Campus security incidents occur from time to time, which seriously affect the public security. In recent years, the rapid development of artificial intelligence has brought technical support for campus intelligent security. In order to quickly recognize and locate dangerous targets on campus, an improved YOLOv3-Tiny model is proposed for dangerous target detection. Since the biggest advantage of this model is that it can achieve higher precision with very fewer parameters than YOLOv3-Tiny, it is one of the Tinier-YOLO models. In this paper, the dangerous targets include dangerous objects and dangerous actions.

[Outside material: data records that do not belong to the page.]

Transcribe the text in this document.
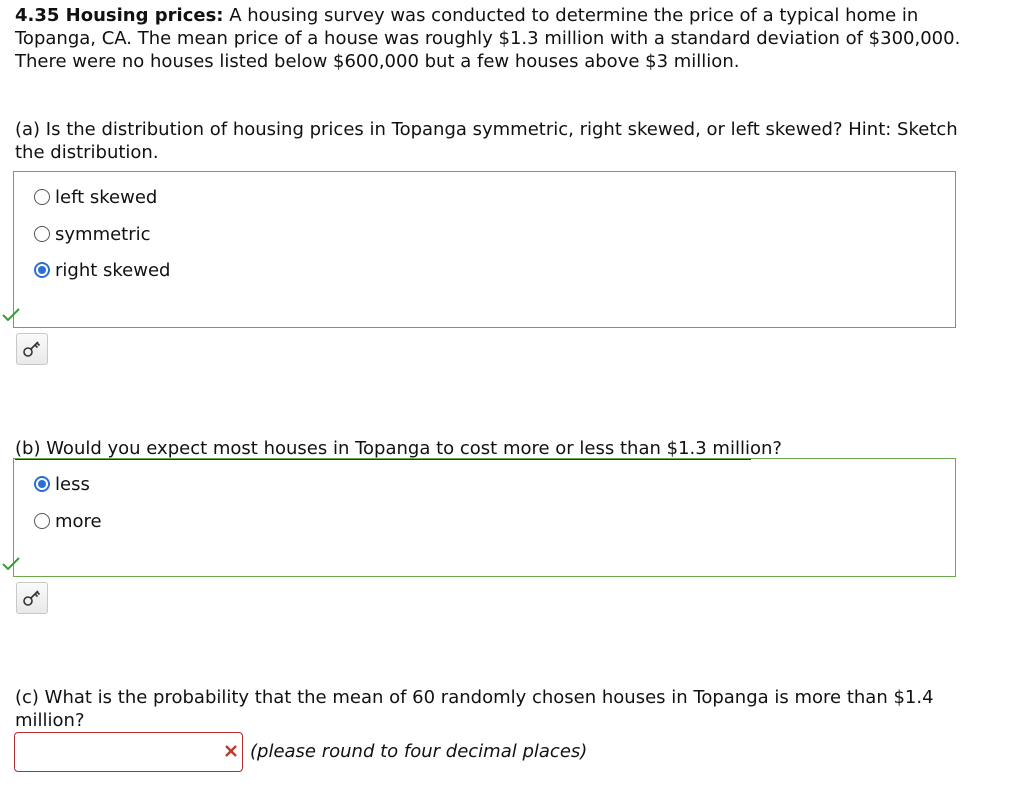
4.35 Housing prices: A housing survey was conducted to determine the price of a typical home in Topanga, CA. The mean price of a house was roughly $1.3 million with a standard deviation of $300,000. There were no houses listed below $600,000 but a few houses above $3 million.
(a) Is the distribution of housing prices in Topanga symmetric, right skewed, or left skewed? Hint: Sketch the distribution.
left skewed
symmetric
right skewed
(b) Would you expect most houses in Topanga to cost more or less than $1.3 million?
less
more
(c) What is the probability that the mean of 60 randomly chosen houses in Topanga is more than $1.4 million?
(please round to four decimal places)
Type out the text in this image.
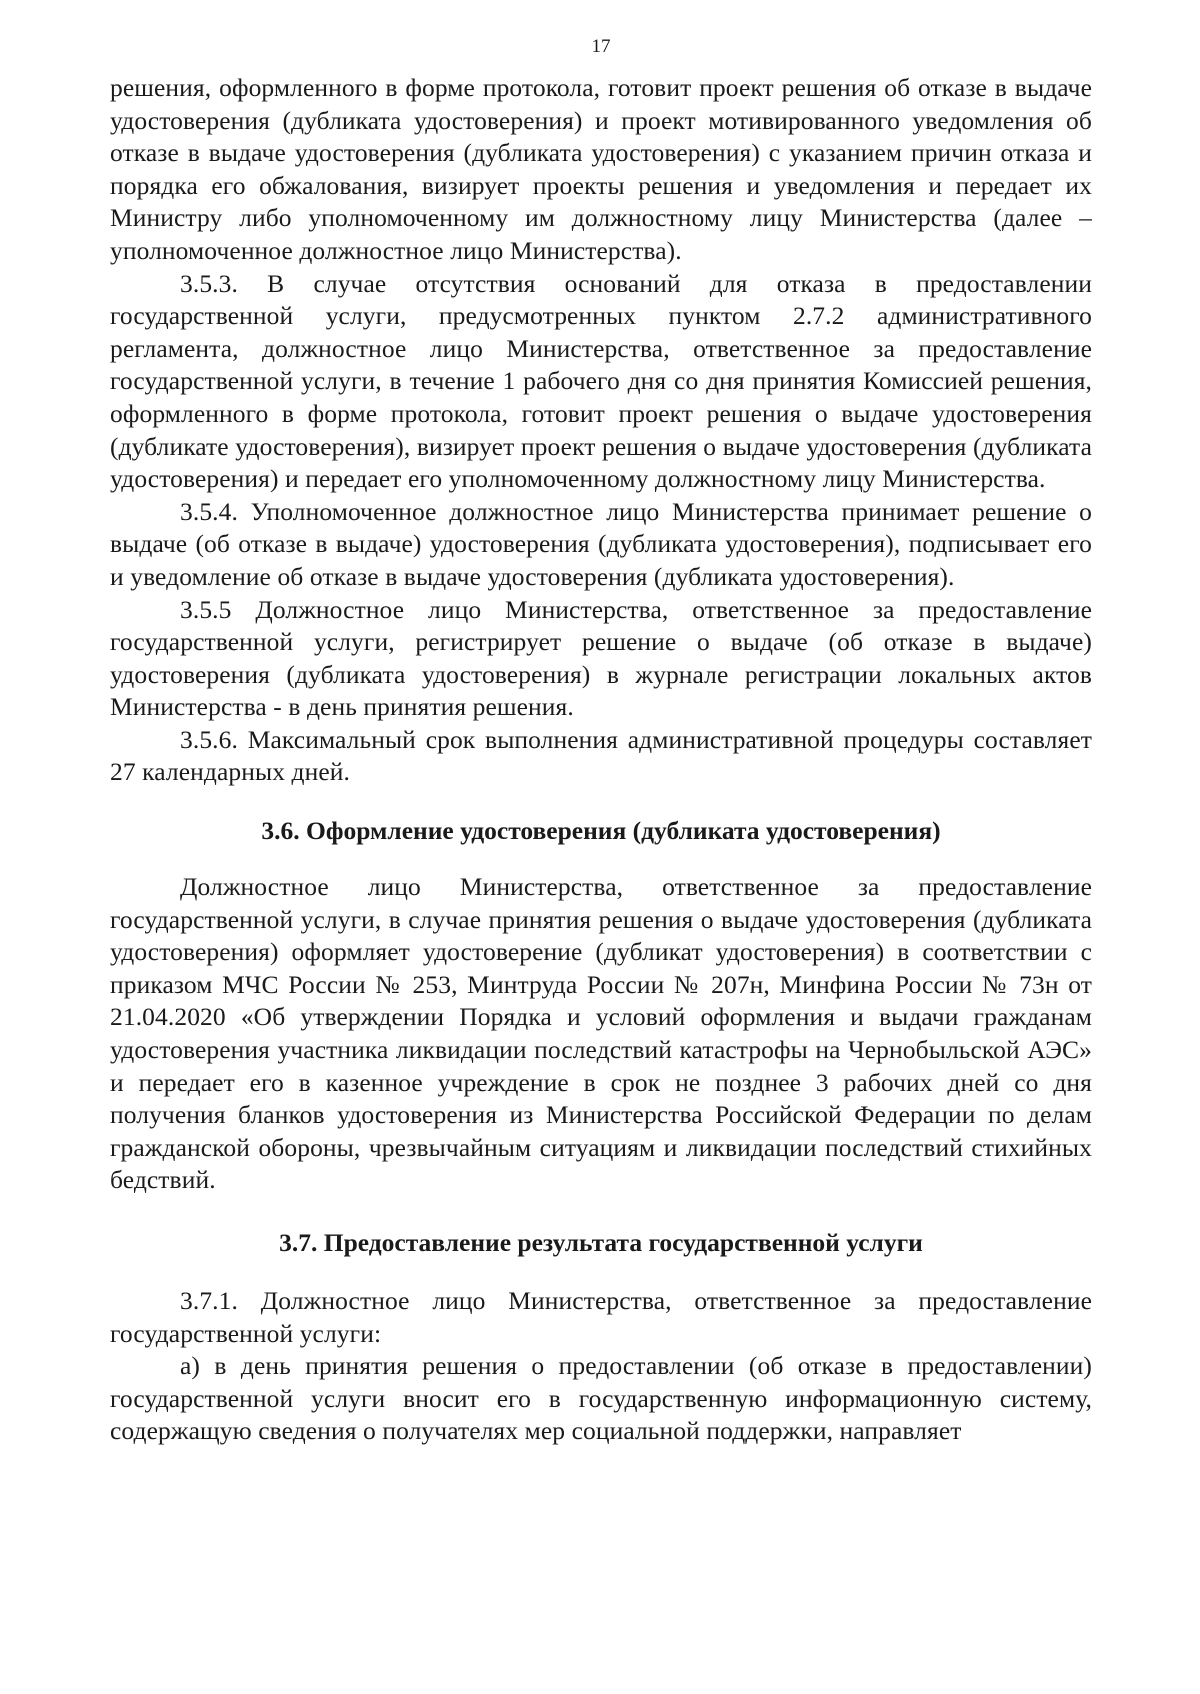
17

решения, оформленного в форме протокола, готовит проект решения об отказе в выдаче удостоверения (дубликата удостоверения) и проект мотивированного уведомления об отказе в выдаче удостоверения (дубликата удостоверения) с указанием причин отказа и порядка его обжалования, визирует проекты решения и уведомления и передает их Министру либо уполномоченному им должностному лицу Министерства (далее – уполномоченное должностное лицо Министерства).

3.5.3. В случае отсутствия оснований для отказа в предоставлении государственной услуги, предусмотренных пунктом 2.7.2 административного регламента, должностное лицо Министерства, ответственное за предоставление государственной услуги, в течение 1 рабочего дня со дня принятия Комиссией решения, оформленного в форме протокола, готовит проект решения о выдаче удостоверения (дубликате удостоверения), визирует проект решения о выдаче удостоверения (дубликата удостоверения) и передает его уполномоченному должностному лицу Министерства.

3.5.4. Уполномоченное должностное лицо Министерства принимает решение о выдаче (об отказе в выдаче) удостоверения (дубликата удостоверения), подписывает его и уведомление об отказе в выдаче удостоверения (дубликата удостоверения).

3.5.5 Должностное лицо Министерства, ответственное за предоставление государственной услуги, регистрирует решение о выдаче (об отказе в выдаче) удостоверения (дубликата удостоверения) в журнале регистрации локальных актов Министерства - в день принятия решения.

3.5.6. Максимальный срок выполнения административной процедуры составляет 27 календарных дней.

3.6. Оформление удостоверения (дубликата удостоверения)

Должностное лицо Министерства, ответственное за предоставление государственной услуги, в случае принятия решения о выдаче удостоверения (дубликата удостоверения) оформляет удостоверение (дубликат удостоверения) в соответствии с приказом МЧС России № 253, Минтруда России № 207н, Минфина России № 73н от 21.04.2020 «Об утверждении Порядка и условий оформления и выдачи гражданам удостоверения участника ликвидации последствий катастрофы на Чернобыльской АЭС» и передает его в казенное учреждение в срок не позднее 3 рабочих дней со дня получения бланков удостоверения из Министерства Российской Федерации по делам гражданской обороны, чрезвычайным ситуациям и ликвидации последствий стихийных бедствий.

3.7. Предоставление результата государственной услуги

3.7.1. Должностное лицо Министерства, ответственное за предоставление государственной услуги:

а) в день принятия решения о предоставлении (об отказе в предоставлении) государственной услуги вносит его в государственную информационную систему, содержащую сведения о получателях мер социальной поддержки, направляет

The main contributions of this work include the following: firstly, the detection of dangerous objects and dangerous actions is integrated into one model, and the model can achieve higher accuracy with fewer parameters. Secondly, to solve the problem of insufficient YOLOv3-Tiny target detection, a jump-join repetitious learning (JRL) structure is proposed, combined with the spatial pyramid pooling (SPP), which serves as the new backbone network of YOLOv3-Tiny and can accelerate the speed of feature extraction while integrating features of different scales. Finally, the soft-NMS and DIoU-NMS algorithm are combined to effectively reduce the missing detection when two targets are too close. Experimental tests on self-made datasets of dangerous targets show that the average MAP value of the JRL-YOLO algorithm is 85.03%, which increases by 3.22 percent compared with YOLOv3-Tiny. On the VOC2007 dataset, the proposed method has a 9.29 percent increase in detection accuracy compared to that using YOLOv3-Tiny and a 2.38 percent increase compared to that employing YOLOv4-Tiny, respectively. These results all evidence the great improvement in detection accuracy brought by the proposed method. Moreover, when testing the dataset of dangerous targets, the model size of JRL-YOLO is 5.84 M, which is about one-fifth of the size of YOLOv3-Tiny (33.1 M) and one-third of the size of YOLOv4-Tiny (22.4 M), separately.